What is your perspective on Disability pride and culture?

Parinita: I’m an upper limb amputee and I’m able to go about my day independently with most activities using a bionic arm. Only about 3% of total amputations are upper limb amputations, and a functional prosthetic arm costs twice as much of a lower limb prosthesis.

While technology focuses on making life limitless for amputees, I’m disheartened to see the lack of sensitization in people. In my view, the biggest barrier for people with disabilities (PwD) is the lack of a psychologically safe world. I dream of a world where there’s more inclusion in our hearts so that we don’t perceive PwDs as broken. Once we provide PwDs with the psychological safety that they not only need but deserve, the sky can be the limit to what we can achieve.

In India, where I live, we first need to develop psychological safety for PwDs so more people will self-identify themselves as having disabilities. Once the community grows, there’ll be more opportunities to build allyship, support each other and show the world what we’re really capable of. On a personal level, I’m a relatively new amputee who’s still learning to navigate this world that’s not built for PwDs. I take pride in the fact of how far I’ve come on this journey, and I feel confident that life is limitless for me!

Androgynous thin white person with short hair dyed purple and yellow. They wear noise cancelling headphones and a grey t-shirt that says “I am enough”. Lio also wears round glasses and a watch with a rainbow strap. Their right hand is reaching up to their headphones, revealing a Steven Universe tattoo. They look proud and optimistic. In the background are plants and sunlight shines through a window.

Lio in their home in London, United Kingdom.

Lio Benz

(they/them)

Tell us about your role at Google.

Lio: I’m an interaction designer on the Google Play team in London. What I enjoy most about my work is transforming complex data sets into easy-to-understand interactions and data visualizations that developers use to improve their apps and games for millions of people around the world.

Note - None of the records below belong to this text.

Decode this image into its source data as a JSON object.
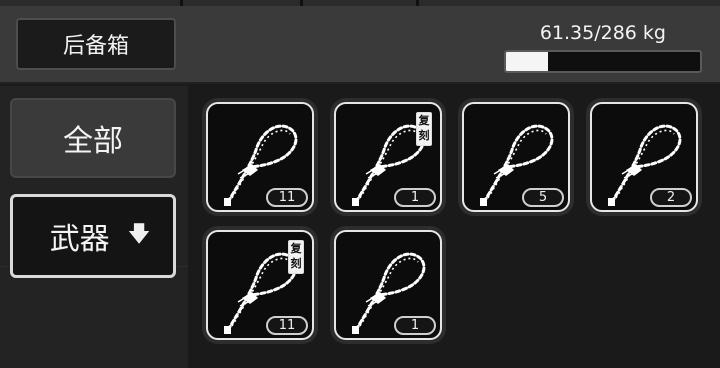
{
  "header": {
    "title": "后备箱",
    "weight_text": "61.35/286 kg",
    "weight_fraction": 0.2145
  },
  "sidebar": {
    "tabs": [
      {
        "label": "全部"
      },
      {
        "label": "武器",
        "arrow_icon": "down-arrow-icon"
      }
    ]
  },
  "inventory": {
    "items": [
      {
        "icon": "whip-icon",
        "count": "11",
        "badge": ""
      },
      {
        "icon": "whip-icon",
        "count": "1",
        "badge": "复刻"
      },
      {
        "icon": "whip-icon",
        "count": "5",
        "badge": ""
      },
      {
        "icon": "whip-icon",
        "count": "2",
        "badge": ""
      },
      {
        "icon": "whip-icon",
        "count": "11",
        "badge": "复刻"
      },
      {
        "icon": "whip-icon",
        "count": "1",
        "badge": ""
      }
    ]
  },
  "colors": {
    "header_bg": "#3a3a3a",
    "panel_bg": "#1a1a1a",
    "slot_border": "#e6e6e6",
    "bar_fill": "#f5f5f5"
  }
}
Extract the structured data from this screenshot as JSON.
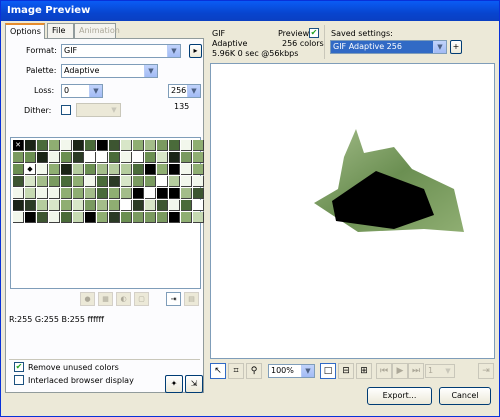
{
  "window": {
    "title": "Image Preview"
  },
  "tabs": [
    {
      "label": "Options",
      "active": true
    },
    {
      "label": "File",
      "active": false
    },
    {
      "label": "Animation",
      "active": false,
      "disabled": true
    }
  ],
  "options": {
    "format_label": "Format:",
    "format_value": "GIF",
    "palette_label": "Palette:",
    "palette_value": "Adaptive",
    "loss_label": "Loss:",
    "loss_value": "0",
    "colors_value": "256",
    "colors_count": "135",
    "dither_label": "Dither:",
    "dither_checked": false,
    "pixel_info": "R:255 G:255 B:255 ffffff",
    "remove_unused_label": "Remove unused colors",
    "remove_unused_checked": true,
    "interlaced_label": "Interlaced browser display",
    "interlaced_checked": false
  },
  "preview": {
    "format": "GIF",
    "palette": "Adaptive",
    "size_info": "5.96K  0 sec @56kbps",
    "preview_label": "Preview",
    "preview_checked": true,
    "colors_info": "256 colors",
    "saved_settings_label": "Saved settings:",
    "saved_settings_value": "GIF Adaptive 256",
    "zoom_value": "100%",
    "frame_value": "1"
  },
  "buttons": {
    "export": "Export...",
    "cancel": "Cancel"
  },
  "colors": {
    "title_bar": "#0845cf",
    "selection": "#316ac5",
    "swatch_palette": [
      "#2b3a25",
      "#4a6b3a",
      "#6b8f52",
      "#8fae72",
      "#b5cc9e",
      "#d8e6c8",
      "#f2f7ec",
      "#1a2416",
      "#3d5531",
      "#7a9a60",
      "#a4bd8a",
      "#c6d9b2",
      "#000000",
      "#ffffff"
    ]
  }
}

What is your perspective on Disability pride and culture?

Lio: My autistic neurotype defines my experience of the world, and what I can and can’t do. In my community, we call this being ActuallyAutistic. In our society that doesn’t meet autistic needs, I am disabled and I take pride in my disability.

When I claimed the word “disabled”, people reacted with skepticism because I don’t “look” autistic to them. Being autistic is still stereotyped as white and cis-male, so people outside that stereotype have more difficulty receiving a diagnosis. For children who are diagnosed, Applied Behavior Analysis (ABA) therapy can be traumatising, especially when it involves electric shocks. As adults, many of us are detained in mental health hospitals, and only 22% of us are in ANY kind of employment. Yet a lot of research still focuses on finding causes and “cures” instead of how we can lead fulfilling lives. We need allies to listen to Actually Autistic voices and bring intersectional perspectives to the places where decisions are being made.